Nez Perce-Clearwater NF

Finding Myself on Stanley Butte

Heather Morris – Wilderness Ranger Intern

State University of New York

Seven Lakes Hitch

July 11-16

Nez Perce-Clearwater National Forest

Coming from New Jersey I had no idea what to expect stepping off the plane in the “new world” that was Montana. I was nervous and excited for our upcoming training, meeting new people, and for the first time ever: backpacking. I honestly considered turning around a few times and going home and even wishing I had turned down this position. Overall, I am incredibly thankful I didn't. This past hitch was one of the most amazing times I've had this summer and probably going to be one of my favorite life experiences. 
This past hitch started out like any other– Silas and Will showing up at Powell to pick us up. We loaded up and headed out to drop some food off to get packed in later at Lochsa Historical Ranger Station. In a move typical of us, we realized we forgot a crosscut and some campsite inventory forms and had to turn around and go back to Powell. We finally arrived at our trailhead and headed up trail 220. This trail could be considered someone's own personal hell. The only words to describe this 4-mile stretch is up, up, and up. We finally arrived at our campsite, aka Cedar camp. Exhausted and thirsty we then proceeded to hand pump water for 30 minutes from a small trickling spring. The dinner pot was classically full to the brim and we were stuffed. Sleeping in our tents that night we got to hear the disturbingly eerie sound of a distressed elk right next to our tent and a few coyotes in the distance. Next day we decided to take a “nice stroll” and clear Huckleberry Butte. Up and up we went to the top and down, down, down we went till we finally cashed tools. Then it was the day to bump camp to the land of water; Lottie Lake. Up and down we went again until we got to Lottie lake campsite or Mosquito camp 2.0. The next few days following this trek was more of up and down hikes on ridges doing campsite monitoring and clearing trails. 
There was one day that really stuck with me this trip ( besides the almost painful 10 mile in 5 hours with heavy packs all the way down 2210 and boulder creek) was the day of water sampling. Forest Ranger Erika VanHavel (Treadnado) and I, started out on an 11 mile day up over one ridge to see a few alpine lakes then up again to Stanley Butte. We were about 7,000 ft up looking out on a 360 degree panorama view that included Shasta lake, the Crags, Rhoda point covered in smoke, and surrounding peaks. It was incredible. The hike up included really nice trail work, scenic views the entire time, and blooming alpine flowers. Standing up there is when I finally realized that even though the up makes you want to throw up and the down feels like your knees are screaming, I love being out here. I love feeling myself getting stronger and getting used to the pack. Since I compete in woodsman sports back in college I am now able to understand how woodsmen really originated and what it used to be. This has given me such a different view on the sport. Everything about backpacking is so rewarding. Some fond memories include laughing with Erika about failed elk bugle sounds, riding a horse around camp, bringing a scientific vessel (Walmart floaty) to do water sampling, Even the not so fond memories are worth it that included getting bitten by clouds of mosquitos and all the other “not shown on tumblr” events which are rewarded by great laughs and memories and beautiful sceneries all around. The fresh air, the beautiful views, and the being able to find yourself through the challenges is worth every minute of pain. This hitch is so hard to put in words but this was one of the best experiences I've ever had and challenged myself to do.

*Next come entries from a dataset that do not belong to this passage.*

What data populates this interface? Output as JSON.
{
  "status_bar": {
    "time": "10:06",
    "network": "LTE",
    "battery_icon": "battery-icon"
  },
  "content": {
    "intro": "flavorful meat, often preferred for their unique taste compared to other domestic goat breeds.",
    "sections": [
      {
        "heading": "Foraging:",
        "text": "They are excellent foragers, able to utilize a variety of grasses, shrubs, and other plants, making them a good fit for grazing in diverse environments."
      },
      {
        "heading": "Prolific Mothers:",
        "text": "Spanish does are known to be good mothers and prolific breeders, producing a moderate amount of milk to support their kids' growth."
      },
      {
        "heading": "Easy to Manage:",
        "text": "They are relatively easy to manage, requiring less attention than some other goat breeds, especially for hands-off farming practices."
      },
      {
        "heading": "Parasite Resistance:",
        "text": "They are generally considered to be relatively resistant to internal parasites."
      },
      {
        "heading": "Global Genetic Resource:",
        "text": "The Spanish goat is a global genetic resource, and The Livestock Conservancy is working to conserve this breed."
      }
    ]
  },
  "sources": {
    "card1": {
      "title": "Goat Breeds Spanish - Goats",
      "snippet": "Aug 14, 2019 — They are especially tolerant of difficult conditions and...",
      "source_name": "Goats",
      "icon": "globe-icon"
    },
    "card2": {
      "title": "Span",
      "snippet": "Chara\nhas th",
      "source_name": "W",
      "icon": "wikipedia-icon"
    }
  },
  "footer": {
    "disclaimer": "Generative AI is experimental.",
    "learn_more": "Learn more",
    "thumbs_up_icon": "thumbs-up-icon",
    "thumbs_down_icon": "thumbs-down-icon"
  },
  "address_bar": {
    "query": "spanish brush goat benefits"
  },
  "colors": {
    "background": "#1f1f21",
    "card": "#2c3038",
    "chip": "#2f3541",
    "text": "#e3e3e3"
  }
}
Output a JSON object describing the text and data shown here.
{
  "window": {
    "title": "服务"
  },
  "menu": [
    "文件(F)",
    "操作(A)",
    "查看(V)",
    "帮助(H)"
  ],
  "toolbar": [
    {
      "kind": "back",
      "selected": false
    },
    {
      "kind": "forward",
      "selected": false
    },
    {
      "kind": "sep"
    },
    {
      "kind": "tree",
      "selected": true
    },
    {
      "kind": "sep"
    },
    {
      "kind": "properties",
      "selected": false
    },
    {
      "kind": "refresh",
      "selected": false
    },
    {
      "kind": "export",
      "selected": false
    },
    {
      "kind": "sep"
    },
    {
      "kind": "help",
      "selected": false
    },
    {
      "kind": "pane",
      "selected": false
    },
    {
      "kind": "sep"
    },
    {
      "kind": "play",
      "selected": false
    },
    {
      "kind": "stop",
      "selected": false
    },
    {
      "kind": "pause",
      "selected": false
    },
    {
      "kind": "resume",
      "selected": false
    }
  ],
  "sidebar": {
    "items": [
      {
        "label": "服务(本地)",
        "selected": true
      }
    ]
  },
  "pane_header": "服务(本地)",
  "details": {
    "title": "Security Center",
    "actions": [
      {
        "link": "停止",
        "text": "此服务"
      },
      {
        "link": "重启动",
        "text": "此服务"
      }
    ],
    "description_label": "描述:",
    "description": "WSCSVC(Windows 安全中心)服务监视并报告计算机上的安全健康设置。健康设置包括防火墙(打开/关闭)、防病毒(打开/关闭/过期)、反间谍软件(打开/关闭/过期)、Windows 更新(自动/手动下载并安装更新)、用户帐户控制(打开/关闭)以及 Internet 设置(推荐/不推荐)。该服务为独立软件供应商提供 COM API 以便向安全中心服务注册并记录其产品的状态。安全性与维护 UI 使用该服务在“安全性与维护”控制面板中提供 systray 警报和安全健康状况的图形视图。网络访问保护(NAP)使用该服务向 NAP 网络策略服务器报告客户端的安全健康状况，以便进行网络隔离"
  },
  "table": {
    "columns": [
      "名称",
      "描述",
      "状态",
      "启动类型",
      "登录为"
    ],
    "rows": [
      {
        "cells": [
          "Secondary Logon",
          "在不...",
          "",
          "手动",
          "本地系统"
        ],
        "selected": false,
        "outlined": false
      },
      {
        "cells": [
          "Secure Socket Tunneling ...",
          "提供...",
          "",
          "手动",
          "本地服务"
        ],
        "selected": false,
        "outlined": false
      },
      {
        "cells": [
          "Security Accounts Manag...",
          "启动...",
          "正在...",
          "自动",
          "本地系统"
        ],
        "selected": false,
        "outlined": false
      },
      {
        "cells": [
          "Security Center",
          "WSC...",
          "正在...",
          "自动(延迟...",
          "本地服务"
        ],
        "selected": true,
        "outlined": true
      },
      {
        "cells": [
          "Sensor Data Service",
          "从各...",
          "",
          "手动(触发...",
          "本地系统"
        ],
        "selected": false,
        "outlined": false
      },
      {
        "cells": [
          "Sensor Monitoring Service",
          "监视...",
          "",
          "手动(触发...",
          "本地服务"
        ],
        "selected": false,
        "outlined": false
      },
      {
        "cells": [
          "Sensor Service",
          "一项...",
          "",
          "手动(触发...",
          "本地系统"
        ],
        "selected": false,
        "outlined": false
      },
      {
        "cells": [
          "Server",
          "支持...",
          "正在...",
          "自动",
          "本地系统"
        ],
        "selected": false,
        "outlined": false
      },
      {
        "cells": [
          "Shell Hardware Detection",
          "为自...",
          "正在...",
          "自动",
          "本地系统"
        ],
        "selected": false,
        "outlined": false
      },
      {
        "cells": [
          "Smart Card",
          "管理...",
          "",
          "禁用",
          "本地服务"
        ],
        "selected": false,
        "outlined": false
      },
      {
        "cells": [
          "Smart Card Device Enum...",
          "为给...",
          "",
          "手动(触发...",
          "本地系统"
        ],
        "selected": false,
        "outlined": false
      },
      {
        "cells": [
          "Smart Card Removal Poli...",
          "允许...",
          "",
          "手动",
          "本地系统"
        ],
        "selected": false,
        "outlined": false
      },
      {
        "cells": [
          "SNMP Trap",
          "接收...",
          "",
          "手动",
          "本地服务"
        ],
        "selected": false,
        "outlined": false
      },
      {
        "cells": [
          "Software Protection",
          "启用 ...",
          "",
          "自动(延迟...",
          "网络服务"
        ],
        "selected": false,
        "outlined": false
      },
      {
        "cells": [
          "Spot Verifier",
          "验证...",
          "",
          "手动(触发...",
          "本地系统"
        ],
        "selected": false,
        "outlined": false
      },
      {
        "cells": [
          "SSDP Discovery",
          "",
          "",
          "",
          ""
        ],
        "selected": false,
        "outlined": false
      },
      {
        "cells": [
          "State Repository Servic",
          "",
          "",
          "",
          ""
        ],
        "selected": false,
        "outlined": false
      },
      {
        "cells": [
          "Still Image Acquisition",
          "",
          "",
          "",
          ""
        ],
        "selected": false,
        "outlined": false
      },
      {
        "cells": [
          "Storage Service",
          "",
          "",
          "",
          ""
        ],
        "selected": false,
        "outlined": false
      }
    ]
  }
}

"This hitch is so hard to put in words but this was one of the best experiences I've ever had and challenged myself to do."

"This hitch is so hard to put in words but this was one of the best experiences I've ever had and challenged myself to do."

Colt-Killed Creek - Best Views, Rough Work

Silas Phillips – Wilderness Ranger Intern

University of Montana

Colt-Killed Creek

June 13-18

Nez Perce-Clearwater National Forest

Colt-Killed Creek! A drainage whose name reflects a place so inhospitable, Lewis and Clark had to kill a baby horse to survive there. Thankfully our SBFC intern crew found this locale far more nurturing than those who came before us. Last year the 6 mile access road to the trailhead was washed out, effectively preventing admission for trail crews and recreators alike. This situation was compounded by a fire in 2012, leaving us a trail ripe with charred and fallen timber. For 8 days we did what wilderness professionals do best– running crosscuts until we passed out. 

Our cohort of 5 has been paired with a wilderness ranger by the name of Erica. During our tenure at Colt-Killed she blessed us with the presence of her 11 year old golden retriever, Andy. Having a dog on hitch is a constant morale boost. Though every day brought beating sun and hellish swarms of skeets and no-seeums, this creature maintained the disposition of a rainbow gumdrop. Getting some love from Andy at the end of a 10 hour, half mile day of cutting curbed the majority of any ailments we had. 

It was a privilege to experience the landscape that this trail winds through. Fire scarred areas are often considered in a negative light by outdoors people, but we found this vast burnt drainage to be increasingly gorgeous. Vistas once impeded by foliage were completely accessible to the gaze. The river valleys and rocky hillsides characteristic of the Selway revealed themselves openly. The drainage turns east toward the Bitterroot mountains, and their granite peaks grew as we slowly worked our way towards them each day. Sky Pilot Peak was the dominant feature rising above us at the end of the week– our perspective of it always bisected by burnt snags. 

The Powell interns found a sense of fulfillment during this week of hard cutting. It's the most tangible form of trail work in my mind– our contribution to the wilderness immediately recognizable and beneficial. Additionally, our crosscut saw skill set is completely dialed in, and probably was after the third day of heavy cutting. We didn't (and really couldn't) finish clearing the entirety of trail 50 on this hitch, but we paved the way for future pushes up Colt-Killed Creek later this summer.